FSU’s new Ph.D. program in biostatistics fills a void in Florida

Daniel McGee

A new doctoral program being unveiled at Florida State University will prepare students for highly specialized careers in dozens of fields in academia, industry and government.

The Ph.D. program in biostatistics was approved this spring by the State University System’s Board of Governors, making it the first program of its kind at a Florida university. Program graduates will find themselves highly sought after by employers in such varied areas as biotechnology, public health, pharmaceuticals, AIDS research, epidemiology, insurance, food science and agribusiness, to name a few.

"This program, which will begin offering courses in the fall 2007 semester, offers access to and production of advanced degrees in a high-demand specialty that previously were attainable only outside the state of Florida," said Professor Daniel McGee, chairman of the department of statistics at FSU. "Now we should be able to attract those top students who are looking for degrees in this area."

Biostatistics is the application of statistics to a wide range of topics in biology. The discipline has been around for decades; now, however, with an aging U.S. population, the never-ending development of new drugs and advances in the understanding of biological functions at the level of individual genes and proteins, the need for more people trained to design studies and analyze data from research problems has skyrocketed. And nowhere is this more true than in Florida.

"As the state continues to grow and age, many areas, including medical care, will create an even larger demand for trained, Ph.D.-level biostatisticians," McGee said. "In addition, the availability of biostatisticians will increase both FSU’s and Florida’s ability to build world-class academic programs and research capacity."
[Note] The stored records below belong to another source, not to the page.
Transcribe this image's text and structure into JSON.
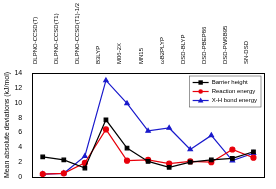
{
  "chart_data": {
    "type": "line",
    "y_label": "Mean absolute deviations (kJ/mol)",
    "categories": [
      "DLPNO-CCSD(T)",
      "DLPNO-CCSD(T1)",
      "DLPNO-CCSD(T1)-1/2",
      "B3LYP",
      "M06-2X",
      "MN15",
      "ωB2PLYP",
      "DSD-BLYP",
      "DSD-PBEP86",
      "DSD-PW6B95",
      "SN-DSD"
    ],
    "series": [
      {
        "name": "Barrier height",
        "color": "#000000",
        "marker": "square",
        "values": [
          2.7,
          2.3,
          1.2,
          7.7,
          3.9,
          2.1,
          1.3,
          2.0,
          2.3,
          2.5,
          3.4
        ]
      },
      {
        "name": "Reaction energy",
        "color": "#e8000b",
        "marker": "circle",
        "values": [
          0.4,
          0.5,
          1.9,
          6.4,
          2.2,
          2.3,
          1.8,
          2.1,
          2.0,
          3.7,
          2.6
        ]
      },
      {
        "name": "X-H bond energy",
        "color": "#1a1acc",
        "marker": "triangle",
        "values": [
          0.4,
          0.5,
          2.8,
          13.0,
          9.9,
          6.2,
          6.6,
          3.7,
          5.6,
          2.2,
          3.2
        ]
      }
    ],
    "ylim": [
      0,
      14
    ],
    "yticks": [
      0,
      2,
      4,
      6,
      8,
      10,
      12,
      14
    ],
    "grid": false,
    "legend": "upper right"
  }
}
Students pursuing a doctorate in biostatistics at FSU will be granted a significant amount of flexibility in pursuing their degrees, McGee said.

"Biostatisticians play an important role in interdisciplinary research programs in the life, social, biological and computational sciences," he said. "Therefore, students pursuing a Ph.D. in biostatistics will take coursework that brings them to the frontiers of knowledge in both statistics and biostatistics. However, they also will take coursework in medicine, biology, computer science, life science and epidemiology, among other areas, in order to develop as true interdisciplinary scientists."

The nationwide shortage of biostatisticians means that there are positions available in:

  • Academia—in university departments of mathematics, biostatistics, statistics, public health, epidemiology, and in the biological, medical, agricultural and environmental sciences.
  • Industry—pharmaceutical, biotechnology, food science, nutrition, genome data banks, agribusiness, biochemical, software, statistical consulting, biostatistical and environmental consulting, medical diagnostic and therapeutic technology, medical informatics, medical clinical trials, life insurance, health insurance, health care and HMOs, think tanks, health policy, etc.
  • Government—federal agencies such as the Food and Drug Administration, the Census Bureau, the National Biological Survey, the National Forest Service, the Environmental Protection Agency, the National Institutes of Health and the Centers for Disease Control; state agencies such as health offices and environmental agencies.
  • International Agencies—the United Nations Educational, Scientific and Cultural Organization (UNESCO) and the World Health Organization, to name two.

The job prospects for a new graduate armed with a Ph.D. in biostatistics are quite promising, McGee said.

"Straight out of school, a graduate could expect a starting salary between $90,000 and $100,000 in an industry position; between $65,000 and $75,000 in academia; in the $65,000 range in the federal government; and less with state agencies."